La tentativa de Schwartz y lo que aconteció al final


El desdichado Gluck esperó con ansiedad, solo en su casa, el regreso de Hans; al ver que no volvía, apoderóse de él un miedo horrible; fue a visitar a Schwartz en su prisión y le refirió lo ocurrido. Gran placer recibió Schwartz al escuchar el relato de su hermano, pues imaginó al punto que Hans habría sido transformado en piedra negra, y que todo el oro sería para él solo y ya se veía rico y poderoso como ninguno.

Pero Gluck estaba muy triste y se pasó toda la noche llorando. Cuando se levantó por la mañana, no había pan en su casa ni dinero para adquirirlo; de suerte que se dirigió al taller de otro orífice, a quien ofreció sus servicios, y trabajó con tanta habilidad y limpieza y con tanta asiduidad y constancia, que no tardó en reunir la cantidad necesaria para satisfacer la multa impuesta a su hermano, el cual fue puesto en libertad sin demora.
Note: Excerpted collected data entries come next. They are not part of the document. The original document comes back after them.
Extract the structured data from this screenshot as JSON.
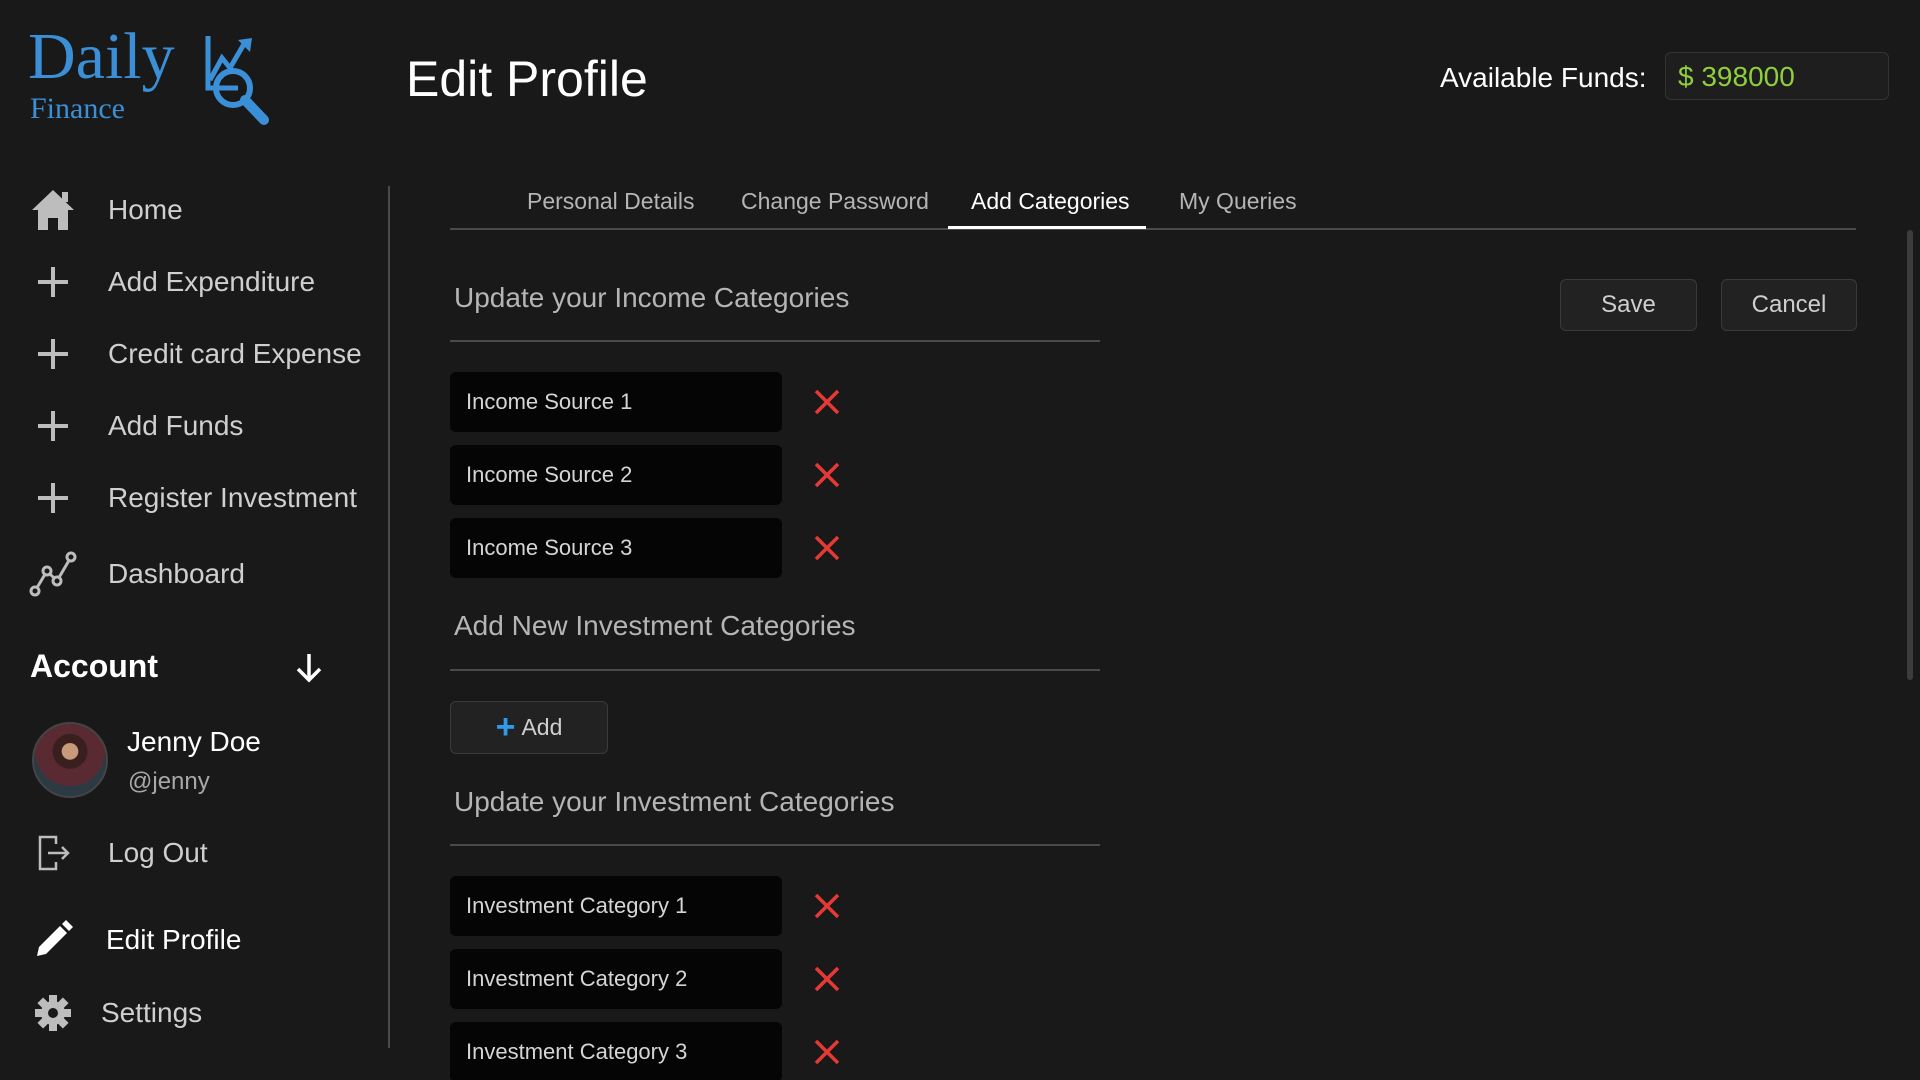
{
  "logo": {
    "line1": "Daily",
    "line2": "Finance"
  },
  "header": {
    "title": "Edit Profile",
    "funds_label": "Available Funds:",
    "funds_value": "$ 398000",
    "funds_color": "#8fcf3c"
  },
  "sidebar": {
    "items": [
      {
        "label": "Home",
        "icon": "home-icon"
      },
      {
        "label": "Add Expenditure",
        "icon": "plus-icon"
      },
      {
        "label": "Credit card Expense",
        "icon": "plus-icon"
      },
      {
        "label": "Add Funds",
        "icon": "plus-icon"
      },
      {
        "label": "Register Investment",
        "icon": "plus-icon"
      },
      {
        "label": "Dashboard",
        "icon": "chart-line-icon"
      }
    ],
    "account": {
      "title": "Account",
      "user_name": "Jenny Doe",
      "user_handle": "@jenny",
      "logout": "Log Out",
      "edit_profile": "Edit Profile",
      "settings": "Settings"
    }
  },
  "tabs": {
    "items": [
      "Personal Details",
      "Change Password",
      "Add Categories",
      "My Queries"
    ],
    "active": "Add Categories"
  },
  "income": {
    "title": "Update your Income Categories",
    "items": [
      "Income Source 1",
      "Income Source 2",
      "Income Source 3"
    ]
  },
  "new_investment": {
    "title": "Add New Investment Categories",
    "add_label": "Add"
  },
  "investment": {
    "title": "Update your Investment Categories",
    "items": [
      "Investment Category 1",
      "Investment Category 2",
      "Investment Category 3"
    ]
  },
  "actions": {
    "save": "Save",
    "cancel": "Cancel"
  },
  "colors": {
    "accent": "#2e9bea",
    "delete": "#e53935",
    "logo": "#3a8fd6"
  }
}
Schwartz, rebosando satisfacción, dijo que lograría apoderarse de una parte del oro del río; poro Gluck le rogó únicamente que fuese a investigar lo que había sido de Hans.

Cuando Schwartz supo que su hermano había hurtado el agua bendita, pensó, en su fuero interno, que semejante procedimiento no debía de ser muy del agrado del rey del Río de Oro, y resolvió valerse, para obtenerla, do otros medios. Tomó más dinero de Gluck y fue a ver a un mal sacerdote, quien le dio, a cambio de él, un poco de agua bendita; y convencido de que en su proceder no había nada reprobable, levantóse una mañana antes que saliese el Sol, y con el agua bendita en un frasco y un poco de pan y vino en un cesto, partió presuroso hacia la montaña, dispuesto a apoderarse del oro del río.

De igual modo que a su hermano, causóle gran sorpresa el encuentro de] ventisquero y costóle gran trabajo atravesarlo, a pesar de despojarse del peso de la cesta, que hubo de abandonar. El día, aunque sin nubes, presentóse calinoso; una especie de niebla densa y rojiza cubría el horizonte y los montes presentaban un aspecto tétrico y sombrío. Al paso que trepaba Schwartz por la senda empinada y rocosa, la sed le iba atosigando, hasta que se llevó el frasco a los labios con ánimo de apagarla. Entonces vio al bello niño que yacía junto a él, sobre las rocas, que le tendía suplicante las manos, pidiéndole agua por Dios, pues se moría de sed.

-¡Agua! ¡En eso estoy pensando! -respondió-. ¡No tengo ni la mitad de la que para mí necesito!

Y prosiguió su camino. Pero conforme avanzaba parecíale que los rayos del Sol se eclipsaban, y vio que de la parte del Oeste levantábase una espesa barra de negros nubarrones; cuando hubo trepado durante una hora más, la sed le rindió de nuevo y tuvo necesidad de beber. Entonces descubrió a un anciano que yacía ante él en el camino, y le pedía por Dios un sorbo de agua.

-¡Agua! ¡En eso estoy pensando! -exclamó-. ¡No tengo ni la mitad de la que para mí necesito!

Y prosiguió su camino. Entonces parecióle de nuevo que la luz huía de sus ojos, y levantó la vista, y vio que una niebla de color de sangre había ocultado el disco del Sol, y que la barra de negros nubarrones se había elevado mucho más en el cielo, y que sus bordes oscilaban, cual las olas del mar proceloso, y que proyectaba largas y ondulantes sombras sobre el camino que seguía.

Un indecible horror apoderóse de repente de Schwartz, sin poder precisar por qué causa; pero la sed de oro pudo más en él que el temor, y prosiguió su camino, Y cuando al fin se detuvo a la orilla del Río de Oro, sus ondas eran negras como nubes tormentosas; mas la espuma que producían tenía color de fuego; y el rugir de las aguas a sus pies, y el tronar de la tempestad encima de su cabeza se sumaron y confundieron en el momento preciso en que arrojó a la corriente el frasco del agua bendita.

Y tan pronto lo hubo ejecutado, cegáronle los relámpagos, la tierra cedió bajo sus pies y las aguas se juntaron por encima de su cabeza, Y los lamentos del río resonaron con terrible intensidad en el silencio de la noche al precipitarse sobre la Piedra Negra.